Hunter was born in Millbrook in Canada West in March 1859, and first started showing his talent for caricature during his time as a schoolboy. He initially followed his father John Hunter's footsteps to become a Clerk of the Division Court at Millbrook.

As a young man, he travelled through Western Canada, and produced a series of prints concerning Indians and western life. His first published work as an illustrator appeared in 1882, with his first political cartoons commissioned by John Wilson Bengough for the satirical magazine Grip in Toronto. He was firmly established in Toronto by 1885. Together with Bengough and other cartoonists, he helped to popularize the fictional character of Johnny Canuck as a national personification of Canada.

He worked for the Toronto World newspaper for twenty years beginning in 1897. His work displayed his support for the Conservative Party of Canada and criticized Liberals such as Wilfrid Laurier, French Canadians, Catholics, and Americans. Many of Hunter's cartoons were inspired by William Findlay Maclean.

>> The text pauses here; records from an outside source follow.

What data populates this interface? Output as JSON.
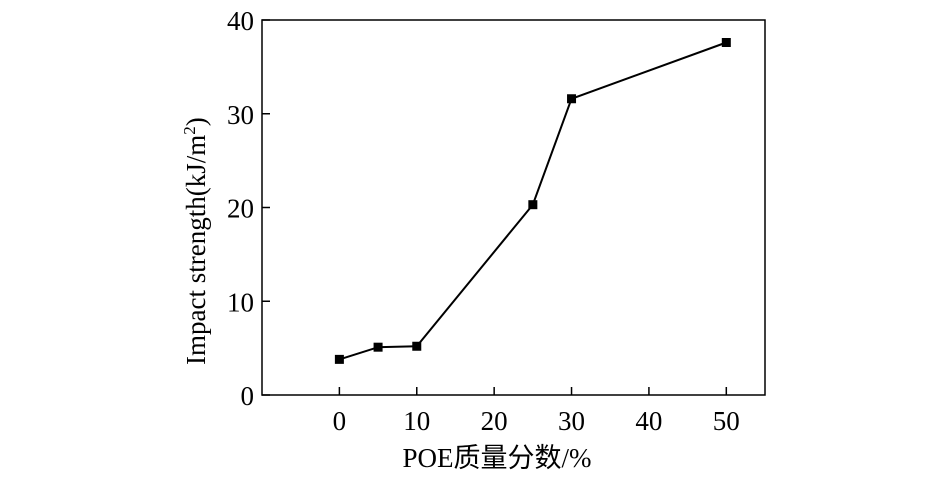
{
  "chart_data": {
    "type": "line",
    "title": "",
    "xlabel": "POE质量分数/%",
    "ylabel_main": "Impact strength(kJ/m",
    "ylabel_sup": "2",
    "ylabel_close": ")",
    "xlim": [
      -10,
      55
    ],
    "ylim": [
      0,
      40
    ],
    "xticks": [
      0,
      10,
      20,
      30,
      40,
      50
    ],
    "yticks": [
      0,
      10,
      20,
      30,
      40
    ],
    "grid": false,
    "legend": "none",
    "marker": "square",
    "series": [
      {
        "x": [
          0,
          5,
          10,
          25,
          30,
          50
        ],
        "y": [
          3.8,
          5.1,
          5.2,
          20.3,
          31.6,
          37.6
        ]
      }
    ]
  }
}
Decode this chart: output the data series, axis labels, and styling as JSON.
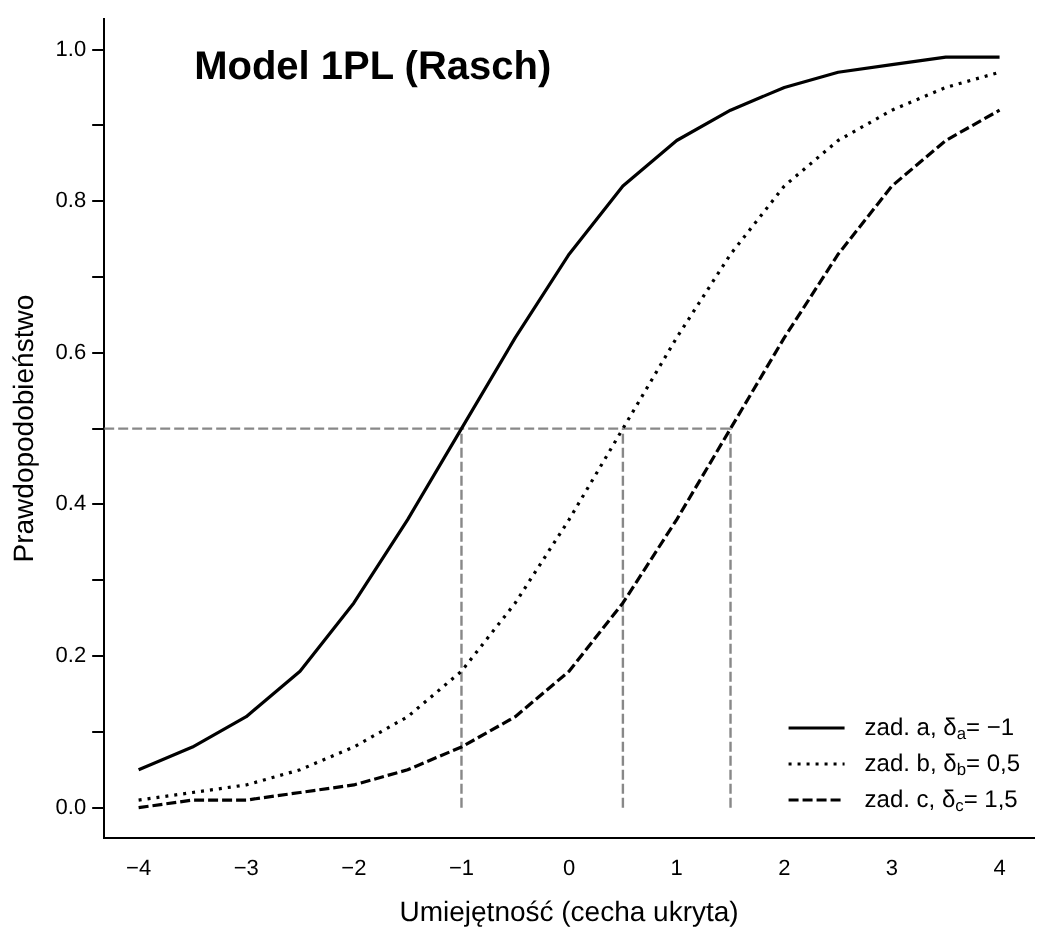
{
  "chart_data": {
    "type": "line",
    "title": "Model 1PL (Rasch)",
    "xlabel": "Umiejętność (cecha ukryta)",
    "ylabel": "Prawdopodobieństwo",
    "x": [
      -4,
      -3.5,
      -3,
      -2.5,
      -2,
      -1.5,
      -1,
      -0.5,
      0,
      0.5,
      1,
      1.5,
      2,
      2.5,
      3,
      3.5,
      4
    ],
    "series": [
      {
        "name": "zad. a, δ$_{a}$= −1",
        "color": "#000000",
        "line_style": "solid",
        "values": [
          0.05,
          0.08,
          0.12,
          0.18,
          0.27,
          0.38,
          0.5,
          0.62,
          0.73,
          0.82,
          0.88,
          0.92,
          0.95,
          0.97,
          0.98,
          0.99,
          0.99
        ]
      },
      {
        "name": "zad. b, δ$_{b}$= 0,5",
        "color": "#000000",
        "line_style": "dotted",
        "values": [
          0.01,
          0.02,
          0.03,
          0.05,
          0.08,
          0.12,
          0.18,
          0.27,
          0.38,
          0.5,
          0.62,
          0.73,
          0.82,
          0.88,
          0.92,
          0.95,
          0.97
        ]
      },
      {
        "name": "zad. c, δ$_{c}$= 1,5",
        "color": "#000000",
        "line_style": "dashed",
        "values": [
          0.0,
          0.01,
          0.01,
          0.02,
          0.03,
          0.05,
          0.08,
          0.12,
          0.18,
          0.27,
          0.38,
          0.5,
          0.62,
          0.73,
          0.82,
          0.88,
          0.92
        ]
      },
      {
        "x": [
          -4.32,
          1.5
        ],
        "color": "#888888",
        "line_style": "dashed",
        "values": [
          0.5,
          0.5
        ]
      },
      {
        "x": [
          -1,
          -1
        ],
        "color": "#888888",
        "line_style": "dashed",
        "values": [
          0,
          0.5
        ]
      },
      {
        "x": [
          0.5,
          0.5
        ],
        "color": "#888888",
        "line_style": "dashed",
        "values": [
          0,
          0.5
        ]
      },
      {
        "x": [
          1.5,
          1.5
        ],
        "color": "#888888",
        "line_style": "dashed",
        "values": [
          0,
          0.5
        ]
      }
    ],
    "xlim": [
      -4.32,
      4.32
    ],
    "ylim": [
      -0.04,
      1.04
    ],
    "xticks": [
      {
        "value": -4,
        "label": "−4"
      },
      {
        "value": -3,
        "label": "−3"
      },
      {
        "value": -2,
        "label": "−2"
      },
      {
        "value": -1,
        "label": "−1"
      },
      0,
      1,
      2,
      3,
      4
    ],
    "yticks": [
      {
        "value": 0,
        "label": "0.0"
      },
      {
        "value": 0.1,
        "label": null
      },
      0.2,
      {
        "value": 0.3,
        "label": null
      },
      0.4,
      {
        "value": 0.5,
        "label": null
      },
      0.6,
      {
        "value": 0.7,
        "label": null
      },
      0.8,
      {
        "value": 0.9,
        "label": null
      },
      {
        "value": 1,
        "label": "1.0"
      }
    ],
    "legend": "bottom right",
    "grid": false,
    "marker": "none"
  }
}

During World War I, Hunter moved to The Globe where his satirical targets included French-Canadian opposition to conscription. These cartoons had a noticeable anti-Laurier and anti-Quebec bias. After the war, he moved to the Toronto Star. He had also worked for the Toronto News

For three months every summer, Hunter stayed at "Pepacton", a cottage on the McCracken's Shore of Stony Lake, which became a gathering place for artists, writers and musicians. He wrote about the area for the Peterborough Examiner in 1895.

Hunter retired in early 1937, and died in Toronto in December 1939.